Этот план, да и сам старик неоднократно вспоминались Станиславу Люциановичу тремя годами позже, в той самой Одессе, куда занес его пыльный ветер переворота, и вот-вот, с уходом французской эскадры с рейда, грозил этот ветер смести его дальше – то ли в море, то ли в Бессарабию, то ли в Турцию. Станислав Люцианович совсем оголодал за последние годы, даже забыл свое отвращение к любой еде, кроме макарон с мясом: есть приходилось то, что удавалось добыть, и фурункулез замучил его вконец. Он долгими часами бродил по Одессе безо всякой цели и размышлял, что план города из Бедекера, пусть даже и за 1896 год, ему бы сейчас очень пригодился.
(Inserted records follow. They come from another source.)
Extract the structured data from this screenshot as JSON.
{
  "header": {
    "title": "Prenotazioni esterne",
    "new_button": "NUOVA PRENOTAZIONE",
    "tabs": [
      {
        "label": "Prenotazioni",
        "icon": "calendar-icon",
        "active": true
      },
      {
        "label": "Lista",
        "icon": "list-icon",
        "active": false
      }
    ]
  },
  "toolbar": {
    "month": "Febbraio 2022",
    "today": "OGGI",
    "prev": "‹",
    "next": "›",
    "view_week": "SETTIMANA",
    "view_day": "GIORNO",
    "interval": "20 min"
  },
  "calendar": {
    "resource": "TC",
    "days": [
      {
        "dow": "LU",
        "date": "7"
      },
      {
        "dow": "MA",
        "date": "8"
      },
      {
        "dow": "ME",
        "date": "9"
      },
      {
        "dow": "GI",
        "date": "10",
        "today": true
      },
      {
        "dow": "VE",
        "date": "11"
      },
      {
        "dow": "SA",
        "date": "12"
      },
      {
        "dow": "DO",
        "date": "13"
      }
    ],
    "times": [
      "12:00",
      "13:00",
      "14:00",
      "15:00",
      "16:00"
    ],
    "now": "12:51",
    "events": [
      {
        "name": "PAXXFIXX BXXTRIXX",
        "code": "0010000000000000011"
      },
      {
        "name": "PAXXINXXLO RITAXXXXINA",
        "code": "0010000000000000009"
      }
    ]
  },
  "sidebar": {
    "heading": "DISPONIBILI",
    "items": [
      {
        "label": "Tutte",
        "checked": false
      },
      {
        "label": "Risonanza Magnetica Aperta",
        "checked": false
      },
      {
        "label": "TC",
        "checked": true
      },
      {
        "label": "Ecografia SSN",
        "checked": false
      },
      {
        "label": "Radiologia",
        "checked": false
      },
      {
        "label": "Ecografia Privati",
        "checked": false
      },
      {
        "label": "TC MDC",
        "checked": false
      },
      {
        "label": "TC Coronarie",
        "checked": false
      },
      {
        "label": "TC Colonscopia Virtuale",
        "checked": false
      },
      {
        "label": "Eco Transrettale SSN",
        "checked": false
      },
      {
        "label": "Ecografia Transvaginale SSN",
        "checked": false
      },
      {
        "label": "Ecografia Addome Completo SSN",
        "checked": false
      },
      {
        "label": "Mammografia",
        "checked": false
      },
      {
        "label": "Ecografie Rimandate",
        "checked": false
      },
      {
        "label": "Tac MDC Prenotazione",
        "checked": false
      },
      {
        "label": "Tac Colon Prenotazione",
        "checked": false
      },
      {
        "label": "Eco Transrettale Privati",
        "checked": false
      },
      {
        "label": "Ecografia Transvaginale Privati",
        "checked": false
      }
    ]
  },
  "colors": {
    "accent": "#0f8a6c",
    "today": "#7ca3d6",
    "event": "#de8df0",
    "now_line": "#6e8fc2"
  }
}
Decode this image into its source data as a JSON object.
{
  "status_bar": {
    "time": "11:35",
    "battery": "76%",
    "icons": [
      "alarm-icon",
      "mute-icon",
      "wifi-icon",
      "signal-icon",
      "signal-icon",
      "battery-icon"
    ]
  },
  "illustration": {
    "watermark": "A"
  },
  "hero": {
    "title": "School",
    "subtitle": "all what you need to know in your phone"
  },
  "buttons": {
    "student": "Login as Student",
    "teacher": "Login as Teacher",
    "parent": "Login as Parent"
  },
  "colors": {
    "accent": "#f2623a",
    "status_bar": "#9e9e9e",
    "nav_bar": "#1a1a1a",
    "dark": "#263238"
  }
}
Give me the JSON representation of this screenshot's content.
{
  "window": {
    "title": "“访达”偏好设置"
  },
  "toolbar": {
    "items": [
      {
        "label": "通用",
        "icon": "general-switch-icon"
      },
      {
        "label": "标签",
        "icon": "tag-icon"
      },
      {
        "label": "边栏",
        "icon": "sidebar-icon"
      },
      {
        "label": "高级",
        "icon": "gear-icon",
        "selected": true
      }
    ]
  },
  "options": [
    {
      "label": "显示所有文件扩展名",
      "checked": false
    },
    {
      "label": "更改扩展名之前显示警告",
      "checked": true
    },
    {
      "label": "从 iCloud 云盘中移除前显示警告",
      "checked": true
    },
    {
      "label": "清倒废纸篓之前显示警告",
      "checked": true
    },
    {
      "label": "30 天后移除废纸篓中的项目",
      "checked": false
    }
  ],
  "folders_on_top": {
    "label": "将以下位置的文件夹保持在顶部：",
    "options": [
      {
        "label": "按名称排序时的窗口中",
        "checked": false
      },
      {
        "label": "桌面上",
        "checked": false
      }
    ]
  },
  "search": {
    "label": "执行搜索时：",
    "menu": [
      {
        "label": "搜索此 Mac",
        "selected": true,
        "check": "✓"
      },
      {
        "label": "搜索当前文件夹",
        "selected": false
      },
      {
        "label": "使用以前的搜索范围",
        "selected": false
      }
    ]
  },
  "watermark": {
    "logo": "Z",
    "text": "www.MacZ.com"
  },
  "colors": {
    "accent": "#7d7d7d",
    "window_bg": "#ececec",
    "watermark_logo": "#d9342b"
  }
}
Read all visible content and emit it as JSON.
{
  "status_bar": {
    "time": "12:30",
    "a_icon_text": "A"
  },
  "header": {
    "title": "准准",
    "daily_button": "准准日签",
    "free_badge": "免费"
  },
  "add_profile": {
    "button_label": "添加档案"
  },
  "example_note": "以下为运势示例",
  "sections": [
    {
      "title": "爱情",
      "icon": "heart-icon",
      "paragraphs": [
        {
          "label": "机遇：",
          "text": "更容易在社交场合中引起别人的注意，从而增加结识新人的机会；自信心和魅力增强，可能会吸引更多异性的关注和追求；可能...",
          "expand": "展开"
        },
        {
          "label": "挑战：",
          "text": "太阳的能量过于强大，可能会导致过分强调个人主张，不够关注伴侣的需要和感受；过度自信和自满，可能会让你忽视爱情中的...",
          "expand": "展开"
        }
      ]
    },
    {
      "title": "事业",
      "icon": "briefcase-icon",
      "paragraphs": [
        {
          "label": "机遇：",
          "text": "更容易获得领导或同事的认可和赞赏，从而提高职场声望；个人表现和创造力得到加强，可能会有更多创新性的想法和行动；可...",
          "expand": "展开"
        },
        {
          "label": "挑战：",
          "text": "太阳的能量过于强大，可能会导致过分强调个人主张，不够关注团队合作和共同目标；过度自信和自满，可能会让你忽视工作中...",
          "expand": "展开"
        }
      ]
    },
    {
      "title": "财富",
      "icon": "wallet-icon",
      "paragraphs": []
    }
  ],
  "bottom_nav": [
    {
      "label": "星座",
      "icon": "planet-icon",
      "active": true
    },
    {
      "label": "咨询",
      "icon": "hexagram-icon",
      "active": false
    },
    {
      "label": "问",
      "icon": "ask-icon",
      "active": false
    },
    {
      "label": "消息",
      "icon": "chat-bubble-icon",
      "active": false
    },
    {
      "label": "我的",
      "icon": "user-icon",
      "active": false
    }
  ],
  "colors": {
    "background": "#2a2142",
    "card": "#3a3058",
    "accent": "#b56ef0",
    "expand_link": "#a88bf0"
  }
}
Старик вспоминался плохо, его подернула пелена нереальности, слова, размытые алкоголем, вспоминались совсем смутно. Одно не вызывало сомнений: предсказание, что дальше будет много хуже, а потом – еще хуже, уже сбылось и, вероятно, должно было состояться и все прочее. Станислав Люцианович, может быть, и не согласился бы возвратиться в тот осенний день шестнадцатого года, за считаные недели до убийства Распутина: после этого он выпустил свой третий сборник, а сейчас так же медленно готовил четвертый, понятия не имея, где его можно будет издать, но чувствовал, что книга получается куда как значительней всего, что было у него до сих пор, да к тому же предвидел, что самое важное скажет лишь потом – когда и четвертая книга отойдет в прошлое. Где-то впереди и вверху мерещилась ему такая высота поэзии, что та дорога в приморское небо, которая виделась ему сейчас, должна будет показаться низинным проселком.